Мог бы и сам догадаться, что она назовет Кэмден-Таун. Она просто должна была жить в одном из этих рабочих районов, которые колонизовали люди в костюмах. Это было не так уж и далеко от нашего домика возле Хайбери-Корнер. Мы жили на разных концах одной и той же улицы. Но дом Сибхан был на том конце Кэмден-роуд, где стремились к богемной жизни, а я жил на том конце, где мечтали об окраинах.
— Я могу тебя подбросить, — сказал я.
— Что, неужели на твоей «Эм-Джи-Эф»?
— Естественно.
— Суперски!
Мы рассмеялись, впервые за много часов, хотя я толком не мог понять почему, и спустились на лифте на подземную стоянку, где в совершенном одиночестве стоял маленький красный автомобиль. Было поздно. Почти два. Я посмотрел, как она ловко скользнула в машину и уютно устроила под приборной доской свои ноги.
— Я не собираюсь больше говорить об этом, — сказала она, — но я бы хотела поблагодарить тебя за сегодняшний вечер, за то, что ты не рассердился на меня. Спасибо.

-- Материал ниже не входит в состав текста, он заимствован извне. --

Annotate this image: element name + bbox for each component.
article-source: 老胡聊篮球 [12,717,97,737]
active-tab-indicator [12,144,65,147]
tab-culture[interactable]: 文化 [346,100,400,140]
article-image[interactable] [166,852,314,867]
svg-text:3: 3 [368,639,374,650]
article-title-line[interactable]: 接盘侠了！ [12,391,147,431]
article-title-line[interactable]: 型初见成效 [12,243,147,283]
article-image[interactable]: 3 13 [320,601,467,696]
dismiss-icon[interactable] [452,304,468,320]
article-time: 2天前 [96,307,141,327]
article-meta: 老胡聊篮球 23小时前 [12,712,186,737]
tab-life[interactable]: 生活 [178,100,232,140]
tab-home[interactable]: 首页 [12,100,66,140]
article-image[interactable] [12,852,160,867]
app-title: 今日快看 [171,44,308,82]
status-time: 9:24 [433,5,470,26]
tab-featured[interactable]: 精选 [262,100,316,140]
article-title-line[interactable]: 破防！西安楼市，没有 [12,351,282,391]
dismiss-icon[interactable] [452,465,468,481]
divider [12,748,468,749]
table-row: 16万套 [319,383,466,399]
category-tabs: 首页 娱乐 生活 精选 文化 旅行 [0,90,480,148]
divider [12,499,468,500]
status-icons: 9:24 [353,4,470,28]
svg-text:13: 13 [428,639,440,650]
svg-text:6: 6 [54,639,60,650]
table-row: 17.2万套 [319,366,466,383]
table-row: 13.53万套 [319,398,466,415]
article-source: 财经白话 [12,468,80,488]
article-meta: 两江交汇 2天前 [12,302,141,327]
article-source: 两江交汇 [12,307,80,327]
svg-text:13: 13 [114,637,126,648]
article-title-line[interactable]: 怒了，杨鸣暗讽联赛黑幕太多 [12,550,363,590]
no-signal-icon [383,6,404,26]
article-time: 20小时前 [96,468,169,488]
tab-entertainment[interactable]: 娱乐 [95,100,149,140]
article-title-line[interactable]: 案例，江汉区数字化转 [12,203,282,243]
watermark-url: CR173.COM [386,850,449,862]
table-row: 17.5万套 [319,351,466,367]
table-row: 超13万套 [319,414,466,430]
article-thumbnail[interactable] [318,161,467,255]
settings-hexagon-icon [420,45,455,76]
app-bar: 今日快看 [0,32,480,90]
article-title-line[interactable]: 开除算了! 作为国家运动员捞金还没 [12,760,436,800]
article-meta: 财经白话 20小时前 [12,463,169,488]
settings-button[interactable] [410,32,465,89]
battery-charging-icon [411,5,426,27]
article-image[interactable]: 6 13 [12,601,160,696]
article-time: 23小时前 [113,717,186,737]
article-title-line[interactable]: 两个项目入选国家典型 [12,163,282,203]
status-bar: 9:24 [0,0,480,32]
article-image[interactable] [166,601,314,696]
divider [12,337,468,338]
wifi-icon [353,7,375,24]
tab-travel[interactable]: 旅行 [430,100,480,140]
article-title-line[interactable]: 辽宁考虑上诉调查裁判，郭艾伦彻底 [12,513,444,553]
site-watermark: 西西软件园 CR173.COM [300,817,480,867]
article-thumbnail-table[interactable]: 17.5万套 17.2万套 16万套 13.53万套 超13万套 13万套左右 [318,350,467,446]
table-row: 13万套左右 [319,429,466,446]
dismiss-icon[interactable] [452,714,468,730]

Это было вежливое извинение за что-то такое, за что ей вовсе не нужно было извиняться. Я посмотрел на ее бледное ирландское лицо и впервые понял, как сильно она мне нравится.
— Не дури, — сказал я, быстро включив зажигание, чтобы скрыть свое смущение. — Мы ведь с тобой сражаемся по одну сторону баррикады, верно?
Была теплая летняя ночь, тот час, когда на улицах меньше всего машин. Двадцать минут спустя мы проехали мимо закрытого ставнями оптового рынка, трусливо жмущихся друг к дружке иностранных забегаловок и барахолок с гротескно-преувеличенными вывесками — гигантские ковбойские сапоги, плетеные кресла для великанов и грандиозные виниловые плиты нависали над улицей, как неудачные галлюцинации от плохого наркотика. Когда-то мы с Джиной по субботам ездили сюда за покупками. Это было так давно…
Сибхан говорила мне, куда ехать, пока мы не остановились у большого белого особняка, который давно уже разделили на квартиры.
— Ну что ж, — сказал я, — спокойной ночи.
— Спасибо за все, — повторила она.
— Пожалуйста.
— Слушай, вряд ли я сейчас смогу заснуть. После сегодняшнего-то. Может, хочешь зайти выпить?
— Если я выпью, то, наверное, не засну, — сказал я, проклиная себя за то, что разговариваю как пенсионер, которому нужно бежать домой, в свое гнездышко, где его ждут теплое какао и клеенка под простыней.
— Точно? — спросила она, и мне до смешного польстило, что в ее голосе прозвучало легкое разочарование. Кроме того, я знал, что второй раз предлагать она не станет.
«Отправляйся домой, — приказал мне внутренний голос. — Откажись с вежливой улыбкой и немедленно отправляйся домой».
И может быть, я так бы и поступил, если бы она мне чуть меньше нравилась.
Может быть, я так бы и поступил, если бы вечер выдался не такой трудный.
Может быть, я так бы и поступил, если бы мне не должно было вскоре исполниться тридцать.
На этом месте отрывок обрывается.